Don’t Be Afraid of Making the Move Out of Your Comfort Zone
After five years of hard work and no promotion, I applied for a position as a Technical Specialist Grade 2 in another aerospace engineeringcompany, Thales Solutions Asia. I held this position for one and a half years working on aircraft cockpit display units before joining another team specialising in Radio Frequency (RF) product repairs. I knew this team was struggling internally and that taking on a position within it would be a challenge, but I still gave it a go. I had to familiarise myself with a whole range of products. However, my determination paid off and after a year, I was promoted to Senior Technical Specialist as a result of my outstanding performance.
In this position, I travelled to Phoenix, Arizona, US for two weeks where I received training on repair processes, test benches repair and products repair. Once I returned, I retrained existing technicians; in addition, I came up with a process to do this that was well-accepted as it greatly improved product reliability and customer satisfaction.

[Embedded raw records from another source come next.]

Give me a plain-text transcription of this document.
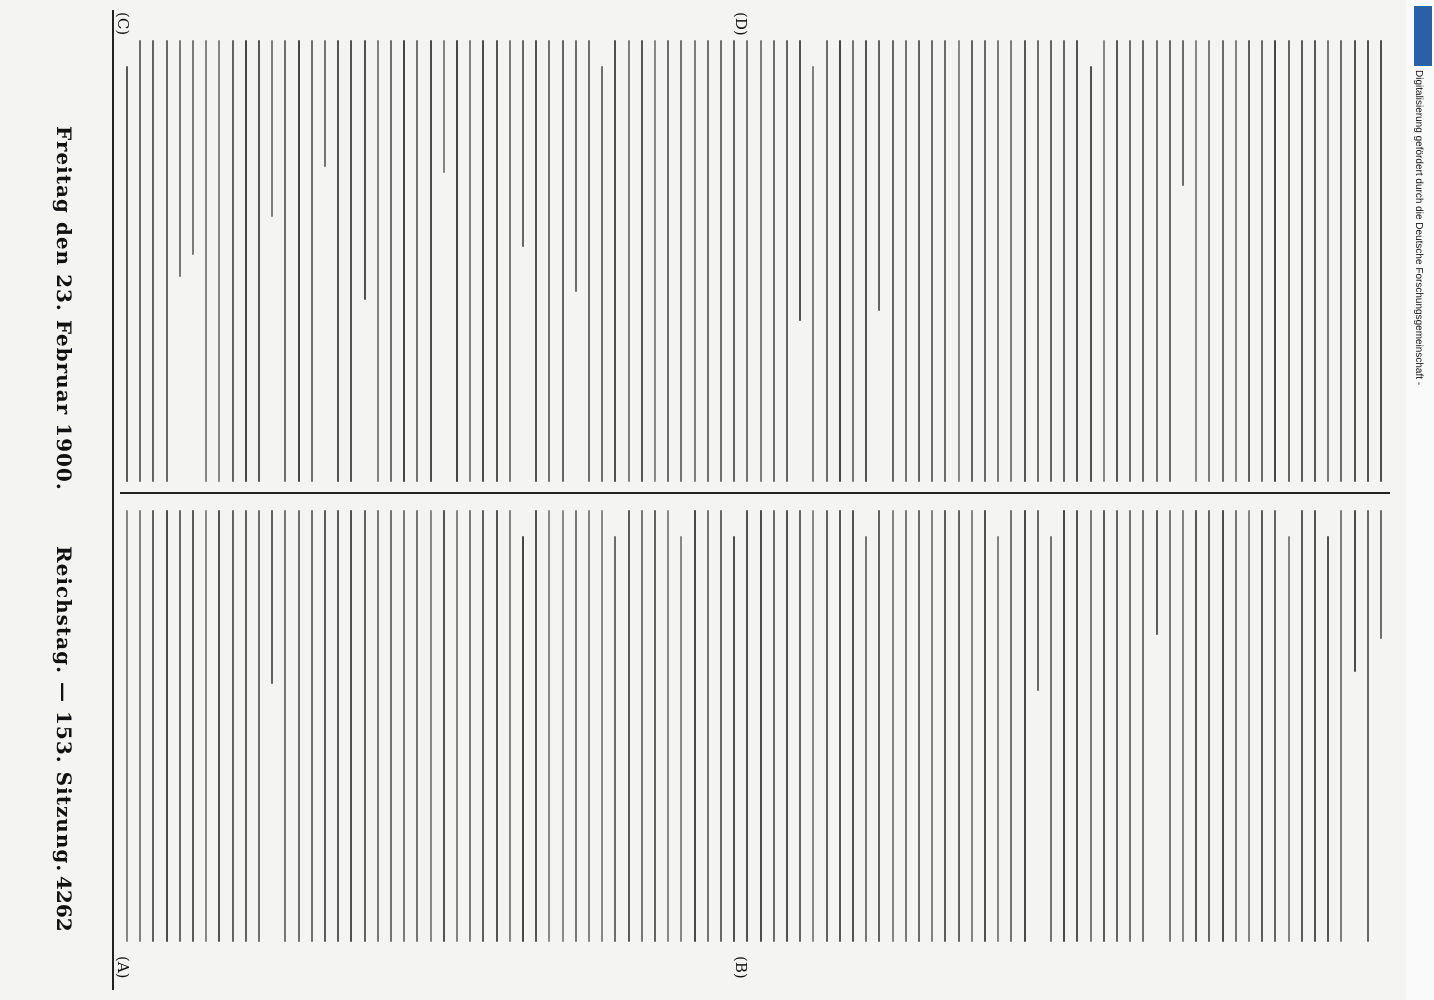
4262
Reichstag. — 153. Sitzung.
Freitag den 23. Februar 1900.
(A)	(B)
(C)	(D)
Digitalisierung gefördert durch die Deutsche Forschungsgemeinschaft -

I believe the reason I did well was because of my experience with technical products in my former company. Even though I wasn’t promoted while there, I don’t regret my time there, as I learnt a lot. It made it easier for me to transition into the new team at Thales Solutions.
I held this position for another two years, helping to manage the team as well as creating new processes and improving existing ones. Two years later, I was promoted again to a team leader role. I now manage a team of nine technicians comprising technical specialists and senior technical specialists.
Embrace Challenges so You Can Keep Growing
I am lucky to have a good and supportive boss who leads by example and gives me advice. He allows me to make mistakes as long as I learn from them. For me, anything related to the technical field is easy and I have no problem. However, managing people is not my forte and is something I am working on. I consider myself to be a bit of a harsh taskmaster — I have high expectations of people within my team. I am learning how to better manage my expectations in a calm manner so that my teammates can perform even better in a highly stressful environment. I welcome feedback from team members and have learnt to take a step back to think before reacting. I am also attending courses about people skills. I believe this is an art that is important to learn before I can make my next career step, hopefully within the next two to three years.